NEW YORK — A focus on basic five-pocket jeans dressed up with distinctive washes and higher-quality fabrics, coupled with signs of recovery in the economy at large, led to a solid first half for major jeans makers.
Executives said they expect to remain on strong footing as they head into the critical fall season, typically a peak demand period for jeans.
Looking at second-half selling, Heather Knight Pech, president of Polo Jeans Co., said, “Consumer demand, I think, is going to continue to be very denim-focused. It seems to be the American uniform of choice right now.”
Denim styles have taken a turn toward the subdued this year. After a few seasons where designers relied heavily on extremes of abrasion and whiskering to create jeans that would grab consumers’ attention, lines have been focusing on subtler washes that provide a vintage look without the heavy sanding and blasting.
“The washes and colors have been clearer and cleaner than what they had been in the past,” said Pech, whose business is a unit of New York-based Jones Apparel Group. “It’s been more subtle in the whiskering and abrasion.”

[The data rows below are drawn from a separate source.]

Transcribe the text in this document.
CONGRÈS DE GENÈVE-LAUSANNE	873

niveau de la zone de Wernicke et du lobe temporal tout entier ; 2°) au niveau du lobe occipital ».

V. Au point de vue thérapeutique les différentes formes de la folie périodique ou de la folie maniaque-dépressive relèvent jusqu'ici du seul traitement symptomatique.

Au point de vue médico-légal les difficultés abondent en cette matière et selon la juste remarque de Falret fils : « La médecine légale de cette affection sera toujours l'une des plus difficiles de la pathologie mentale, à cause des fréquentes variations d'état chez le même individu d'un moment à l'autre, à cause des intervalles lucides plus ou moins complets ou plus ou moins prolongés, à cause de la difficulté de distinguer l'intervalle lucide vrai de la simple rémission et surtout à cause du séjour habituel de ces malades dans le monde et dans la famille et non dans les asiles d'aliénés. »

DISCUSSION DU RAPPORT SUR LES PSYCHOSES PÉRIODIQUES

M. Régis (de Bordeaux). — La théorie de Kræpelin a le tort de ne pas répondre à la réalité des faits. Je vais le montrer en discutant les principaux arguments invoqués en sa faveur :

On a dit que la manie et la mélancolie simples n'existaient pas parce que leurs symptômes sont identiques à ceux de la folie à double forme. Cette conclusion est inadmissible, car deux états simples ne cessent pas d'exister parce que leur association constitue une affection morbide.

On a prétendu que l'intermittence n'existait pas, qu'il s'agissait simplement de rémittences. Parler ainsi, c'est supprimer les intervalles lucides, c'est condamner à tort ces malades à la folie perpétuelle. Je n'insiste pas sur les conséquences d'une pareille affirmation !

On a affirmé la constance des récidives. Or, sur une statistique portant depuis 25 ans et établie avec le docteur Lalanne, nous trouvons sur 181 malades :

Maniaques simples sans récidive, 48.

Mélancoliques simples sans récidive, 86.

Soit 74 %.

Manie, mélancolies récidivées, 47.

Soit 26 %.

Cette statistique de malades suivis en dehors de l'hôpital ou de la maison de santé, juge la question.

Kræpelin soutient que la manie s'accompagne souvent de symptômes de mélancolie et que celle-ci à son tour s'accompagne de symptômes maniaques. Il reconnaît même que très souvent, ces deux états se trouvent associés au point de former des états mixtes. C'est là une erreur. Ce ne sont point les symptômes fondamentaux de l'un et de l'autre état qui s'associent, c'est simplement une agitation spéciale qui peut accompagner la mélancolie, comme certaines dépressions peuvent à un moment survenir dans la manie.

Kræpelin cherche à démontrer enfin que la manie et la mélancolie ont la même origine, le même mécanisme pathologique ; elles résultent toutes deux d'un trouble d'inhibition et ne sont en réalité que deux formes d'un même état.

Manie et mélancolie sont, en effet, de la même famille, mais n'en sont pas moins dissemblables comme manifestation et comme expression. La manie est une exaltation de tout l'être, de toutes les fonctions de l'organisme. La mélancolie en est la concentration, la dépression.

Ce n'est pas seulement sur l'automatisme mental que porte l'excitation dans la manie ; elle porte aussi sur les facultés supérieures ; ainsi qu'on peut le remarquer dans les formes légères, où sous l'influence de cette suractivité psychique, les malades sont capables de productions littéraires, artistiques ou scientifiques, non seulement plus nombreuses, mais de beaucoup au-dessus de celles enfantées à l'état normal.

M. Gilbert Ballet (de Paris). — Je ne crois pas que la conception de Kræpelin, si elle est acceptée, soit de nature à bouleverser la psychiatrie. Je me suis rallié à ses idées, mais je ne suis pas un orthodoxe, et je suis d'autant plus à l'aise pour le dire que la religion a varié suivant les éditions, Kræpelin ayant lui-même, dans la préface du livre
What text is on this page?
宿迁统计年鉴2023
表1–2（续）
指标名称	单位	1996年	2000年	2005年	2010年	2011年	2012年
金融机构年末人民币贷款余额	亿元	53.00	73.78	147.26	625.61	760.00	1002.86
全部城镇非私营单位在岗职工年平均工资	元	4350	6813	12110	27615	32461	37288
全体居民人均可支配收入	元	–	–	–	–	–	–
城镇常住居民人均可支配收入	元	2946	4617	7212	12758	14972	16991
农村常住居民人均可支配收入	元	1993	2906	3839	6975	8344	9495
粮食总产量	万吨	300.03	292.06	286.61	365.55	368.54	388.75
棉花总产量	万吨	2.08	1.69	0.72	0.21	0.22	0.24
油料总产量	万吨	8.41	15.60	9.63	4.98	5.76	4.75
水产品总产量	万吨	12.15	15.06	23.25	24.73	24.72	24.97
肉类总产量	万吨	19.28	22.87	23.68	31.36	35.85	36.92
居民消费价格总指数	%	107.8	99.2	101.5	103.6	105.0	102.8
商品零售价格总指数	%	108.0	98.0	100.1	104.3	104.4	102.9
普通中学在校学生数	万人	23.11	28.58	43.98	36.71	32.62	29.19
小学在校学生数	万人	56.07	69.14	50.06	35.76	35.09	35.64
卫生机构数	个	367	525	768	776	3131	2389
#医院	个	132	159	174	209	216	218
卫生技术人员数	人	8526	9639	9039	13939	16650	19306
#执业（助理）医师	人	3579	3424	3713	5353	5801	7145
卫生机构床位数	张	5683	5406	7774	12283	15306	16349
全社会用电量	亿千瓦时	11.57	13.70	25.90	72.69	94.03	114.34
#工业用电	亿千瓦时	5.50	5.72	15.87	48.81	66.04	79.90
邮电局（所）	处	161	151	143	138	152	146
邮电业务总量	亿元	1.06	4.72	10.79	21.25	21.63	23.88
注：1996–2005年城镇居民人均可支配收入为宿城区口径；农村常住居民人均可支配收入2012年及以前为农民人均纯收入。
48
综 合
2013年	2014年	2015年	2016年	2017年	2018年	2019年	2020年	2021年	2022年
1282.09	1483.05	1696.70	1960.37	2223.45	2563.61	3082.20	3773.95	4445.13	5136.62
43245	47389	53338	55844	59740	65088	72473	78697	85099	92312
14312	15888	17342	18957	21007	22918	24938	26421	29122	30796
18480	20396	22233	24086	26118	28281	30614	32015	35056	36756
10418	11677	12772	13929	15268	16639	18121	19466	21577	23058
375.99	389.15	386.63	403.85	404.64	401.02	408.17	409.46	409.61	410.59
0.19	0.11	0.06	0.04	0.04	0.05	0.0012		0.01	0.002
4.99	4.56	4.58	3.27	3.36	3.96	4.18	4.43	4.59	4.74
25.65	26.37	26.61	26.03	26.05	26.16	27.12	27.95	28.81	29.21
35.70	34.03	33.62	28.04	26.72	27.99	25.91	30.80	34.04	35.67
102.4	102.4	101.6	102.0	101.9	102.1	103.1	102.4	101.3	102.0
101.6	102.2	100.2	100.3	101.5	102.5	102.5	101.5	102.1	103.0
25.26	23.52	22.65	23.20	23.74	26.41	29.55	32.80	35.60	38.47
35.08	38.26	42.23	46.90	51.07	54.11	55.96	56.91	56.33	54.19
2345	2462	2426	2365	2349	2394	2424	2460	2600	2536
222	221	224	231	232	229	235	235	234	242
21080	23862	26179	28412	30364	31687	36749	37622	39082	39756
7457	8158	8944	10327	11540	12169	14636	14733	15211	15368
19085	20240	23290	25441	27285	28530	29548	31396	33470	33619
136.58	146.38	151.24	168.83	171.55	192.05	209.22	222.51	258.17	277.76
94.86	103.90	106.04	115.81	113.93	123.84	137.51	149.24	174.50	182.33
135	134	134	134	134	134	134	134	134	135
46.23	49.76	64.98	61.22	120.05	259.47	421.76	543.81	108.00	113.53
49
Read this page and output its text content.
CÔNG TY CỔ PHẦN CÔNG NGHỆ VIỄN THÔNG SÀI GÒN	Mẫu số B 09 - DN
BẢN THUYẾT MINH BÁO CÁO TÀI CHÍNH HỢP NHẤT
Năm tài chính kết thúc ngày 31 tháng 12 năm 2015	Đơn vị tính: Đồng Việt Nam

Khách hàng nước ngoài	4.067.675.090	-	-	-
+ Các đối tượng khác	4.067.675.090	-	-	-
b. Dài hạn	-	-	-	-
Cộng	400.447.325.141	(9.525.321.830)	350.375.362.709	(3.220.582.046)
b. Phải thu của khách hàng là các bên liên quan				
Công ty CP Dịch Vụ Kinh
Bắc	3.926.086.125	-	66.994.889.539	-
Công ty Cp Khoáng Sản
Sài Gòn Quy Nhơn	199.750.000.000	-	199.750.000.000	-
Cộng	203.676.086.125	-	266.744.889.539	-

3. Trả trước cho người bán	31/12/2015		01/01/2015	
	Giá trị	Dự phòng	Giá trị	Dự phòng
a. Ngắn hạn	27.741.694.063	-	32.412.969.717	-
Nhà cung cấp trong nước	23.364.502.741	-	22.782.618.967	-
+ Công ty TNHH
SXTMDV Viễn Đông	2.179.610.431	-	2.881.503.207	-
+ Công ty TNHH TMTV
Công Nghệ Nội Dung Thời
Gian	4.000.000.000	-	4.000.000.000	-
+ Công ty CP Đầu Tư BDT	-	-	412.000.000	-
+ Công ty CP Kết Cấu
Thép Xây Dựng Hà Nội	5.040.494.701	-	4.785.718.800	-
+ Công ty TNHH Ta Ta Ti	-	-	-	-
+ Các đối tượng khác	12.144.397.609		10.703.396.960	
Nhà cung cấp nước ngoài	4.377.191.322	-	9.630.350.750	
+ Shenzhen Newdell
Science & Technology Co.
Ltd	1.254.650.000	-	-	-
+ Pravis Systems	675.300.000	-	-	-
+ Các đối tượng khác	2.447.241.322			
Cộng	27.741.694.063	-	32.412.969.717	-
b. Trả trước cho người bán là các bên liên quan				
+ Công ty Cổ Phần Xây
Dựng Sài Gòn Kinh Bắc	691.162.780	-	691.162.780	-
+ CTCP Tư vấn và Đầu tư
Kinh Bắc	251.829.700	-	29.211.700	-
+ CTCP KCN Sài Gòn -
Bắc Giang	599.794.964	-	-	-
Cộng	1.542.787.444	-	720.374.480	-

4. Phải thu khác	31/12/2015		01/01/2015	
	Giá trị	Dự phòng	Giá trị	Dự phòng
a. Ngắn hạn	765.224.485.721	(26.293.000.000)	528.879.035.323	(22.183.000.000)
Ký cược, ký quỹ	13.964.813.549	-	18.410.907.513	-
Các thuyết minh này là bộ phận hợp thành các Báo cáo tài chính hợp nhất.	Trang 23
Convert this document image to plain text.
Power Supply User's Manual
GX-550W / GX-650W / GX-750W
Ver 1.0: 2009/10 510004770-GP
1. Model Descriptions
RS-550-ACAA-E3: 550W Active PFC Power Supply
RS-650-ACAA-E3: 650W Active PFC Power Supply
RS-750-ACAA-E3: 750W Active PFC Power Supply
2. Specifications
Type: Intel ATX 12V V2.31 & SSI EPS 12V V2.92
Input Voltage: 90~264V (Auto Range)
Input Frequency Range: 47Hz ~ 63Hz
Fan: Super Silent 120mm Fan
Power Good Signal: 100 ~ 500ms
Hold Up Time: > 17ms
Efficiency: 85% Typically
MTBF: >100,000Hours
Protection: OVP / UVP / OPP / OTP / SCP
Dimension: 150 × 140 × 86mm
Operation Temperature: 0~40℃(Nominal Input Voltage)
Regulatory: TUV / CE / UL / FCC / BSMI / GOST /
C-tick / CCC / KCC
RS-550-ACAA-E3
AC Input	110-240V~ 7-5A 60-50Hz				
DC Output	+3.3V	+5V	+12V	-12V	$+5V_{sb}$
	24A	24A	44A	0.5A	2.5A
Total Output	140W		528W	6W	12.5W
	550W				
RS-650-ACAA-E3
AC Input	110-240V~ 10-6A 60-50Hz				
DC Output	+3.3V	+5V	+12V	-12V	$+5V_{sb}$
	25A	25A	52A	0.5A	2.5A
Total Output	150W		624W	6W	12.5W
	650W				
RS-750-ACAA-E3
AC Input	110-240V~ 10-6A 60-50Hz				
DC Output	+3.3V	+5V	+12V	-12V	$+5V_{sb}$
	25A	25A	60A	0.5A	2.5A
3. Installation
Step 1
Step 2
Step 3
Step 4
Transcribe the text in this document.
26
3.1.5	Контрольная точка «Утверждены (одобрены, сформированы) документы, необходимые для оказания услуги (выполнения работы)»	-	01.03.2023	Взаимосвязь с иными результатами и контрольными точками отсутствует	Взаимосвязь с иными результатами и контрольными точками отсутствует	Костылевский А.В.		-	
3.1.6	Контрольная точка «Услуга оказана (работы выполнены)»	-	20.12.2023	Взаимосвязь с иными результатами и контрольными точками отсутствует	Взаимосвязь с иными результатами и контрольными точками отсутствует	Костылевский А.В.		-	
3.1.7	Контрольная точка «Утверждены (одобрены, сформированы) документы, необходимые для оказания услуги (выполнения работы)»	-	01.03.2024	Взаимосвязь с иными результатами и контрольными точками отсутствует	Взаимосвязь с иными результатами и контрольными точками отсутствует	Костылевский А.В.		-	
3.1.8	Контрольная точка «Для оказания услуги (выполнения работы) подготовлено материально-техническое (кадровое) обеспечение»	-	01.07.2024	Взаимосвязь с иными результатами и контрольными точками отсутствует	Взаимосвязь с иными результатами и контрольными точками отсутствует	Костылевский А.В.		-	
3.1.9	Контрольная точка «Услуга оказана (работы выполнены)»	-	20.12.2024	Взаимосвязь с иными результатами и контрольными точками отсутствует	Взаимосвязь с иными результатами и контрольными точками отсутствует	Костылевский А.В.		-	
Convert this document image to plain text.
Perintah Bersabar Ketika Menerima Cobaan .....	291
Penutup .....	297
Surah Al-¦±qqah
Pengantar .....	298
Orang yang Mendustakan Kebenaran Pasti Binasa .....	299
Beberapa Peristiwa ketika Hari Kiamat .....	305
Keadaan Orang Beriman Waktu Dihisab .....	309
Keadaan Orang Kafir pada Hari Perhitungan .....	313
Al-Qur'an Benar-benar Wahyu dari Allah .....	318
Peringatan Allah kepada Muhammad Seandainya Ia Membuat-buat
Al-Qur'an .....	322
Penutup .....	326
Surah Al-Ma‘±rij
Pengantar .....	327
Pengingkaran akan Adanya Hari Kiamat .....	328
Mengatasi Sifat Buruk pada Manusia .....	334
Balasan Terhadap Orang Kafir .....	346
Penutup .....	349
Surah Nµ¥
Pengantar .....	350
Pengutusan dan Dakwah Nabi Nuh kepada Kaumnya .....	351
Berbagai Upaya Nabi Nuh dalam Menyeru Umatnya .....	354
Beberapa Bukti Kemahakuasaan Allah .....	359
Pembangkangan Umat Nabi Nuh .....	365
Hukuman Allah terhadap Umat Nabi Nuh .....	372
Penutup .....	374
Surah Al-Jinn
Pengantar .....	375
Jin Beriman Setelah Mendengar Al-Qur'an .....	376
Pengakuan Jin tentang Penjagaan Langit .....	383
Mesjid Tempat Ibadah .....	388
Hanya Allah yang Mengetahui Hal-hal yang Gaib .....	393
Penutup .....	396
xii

Much of the swing to subtlety is due to the influence of the premium and superpremium market. Brands such as Diesel and Earl, as well as newcomers like Earnest Sewn and Bartack, have been steadily raising their price points to ascend to the $200 mark, while they upgraded into higher-end, costlier fabrics. Having embraced the upscale fabrics, designers have been reluctant to abuse them too much in the finishing process.
While these elite lines represent a sliver of the $5.7 billion women’s jeans market, their influence is felt throughout the sector. But emulating the light-handed techniques of the high-end lines has proven somewhat of a challenge for mainstream jeans vendors.
“Everything is coming out of the premium market,” said Dick Gilbert, chief executive officer of Mudd LLC USA. “You’ve got to emulate them as much as you can. But when it costs $15 to wash a premium jean, and in the moderate area you won’t get $15 for the jeans [at wholesale], it has to be a copycat look.”
For moderate brands — and even status-priced lines wholesaling their products for $25 to $35 — keeping current with finishing trends requires studying new looks and developing less labor-intensive ways to produce them.
For the teen shoppers that Mudd targets, including freebies — particularly belts — with the jeans is a key sales driver.
“You have to have sharp belts,” Gilbert said. “A throwaway belt doesn’t work anymore.”
Vendors said much of the pickup they’ve seen in sales appears to have been related to the general improvement in the economy and at retail. The Bush administration has been pointing to recent job growth — according to its data, the U.S. economy has added 1.5 million jobs since August — as one of the key signs of recovery.
“The junior business has generally been good,” said Andrew Cohen, president of the Energie and L.E.I. lines at Jones. “It’s sort of outpacing the general business.”
Likewise, Gordon Harton, president at Merriam, Kan.-based Lee Co., owned by VF Corp., said he is expecting “good” second-half sales. Looking at the broader economy, he said, “I’m not sure if the turnaround is going to be as fast as some people are expecting.”
But he said jeans sales appeared to be outpacing other sectors of the fashion market and said Lee’s retail customers are increasing their space and budget allocations for jeans through the second half. He said the company’s Lee 1889 line, launching for fall retailing and aimed at teens, will be sold at more than 1,500 retail locations.
Sixty Inc., which produces the Miss Sixty line, is also on an expansion path.
Andrew Pollard, director of sales and marketing at the New York arm of the Italian company, said for fall, the high-end line would be sold at between 350 and 400 retail locations around the country, a 50 percent increase from the prior year.
“We’ve come on in a more aggressive way, we have more floor space in the stores, more doors,” he said.
Pollard noted that after establishing itself in major urban markets like New York, Los Angeles, Miami and Chicago, the brand has started to boost its presence in Middle America, including cities such as Dallas and Atlanta.
Looking ahead at spring merchandise, which apparel vendors will begin showing to retailers in the coming two months, Pollard said Sixty saw the subtlety trend continuing.
“For us, it is a lot more feminine, softer colors, very feminine shapes, less flash, more substance, better quality fabrics,” he said.
Pollard added that the company’s lineup would include more tailored pants, in addition to classic five-pocket jeans cuts.
Polo’s Pech pointed to similar trends for spring. She said lightweight denim would be a key item for the season, with light-colored fabrics, in blue, blue-gray, blue-green and white being “really important.”
For fall, Polo Jeans will be watching the rollout of its higher-priced line. The brand has raised its top retail price point to $89, where previously its prices had gone up to $69. Pech said that move reflected shoppers’ growing familiarity with high-end jeans.
“The consumer is smarter, I think, in their denim purchases,” she said. “They’re looking for better fabric and finish and wash. I think they’re more educated than they’ve been.”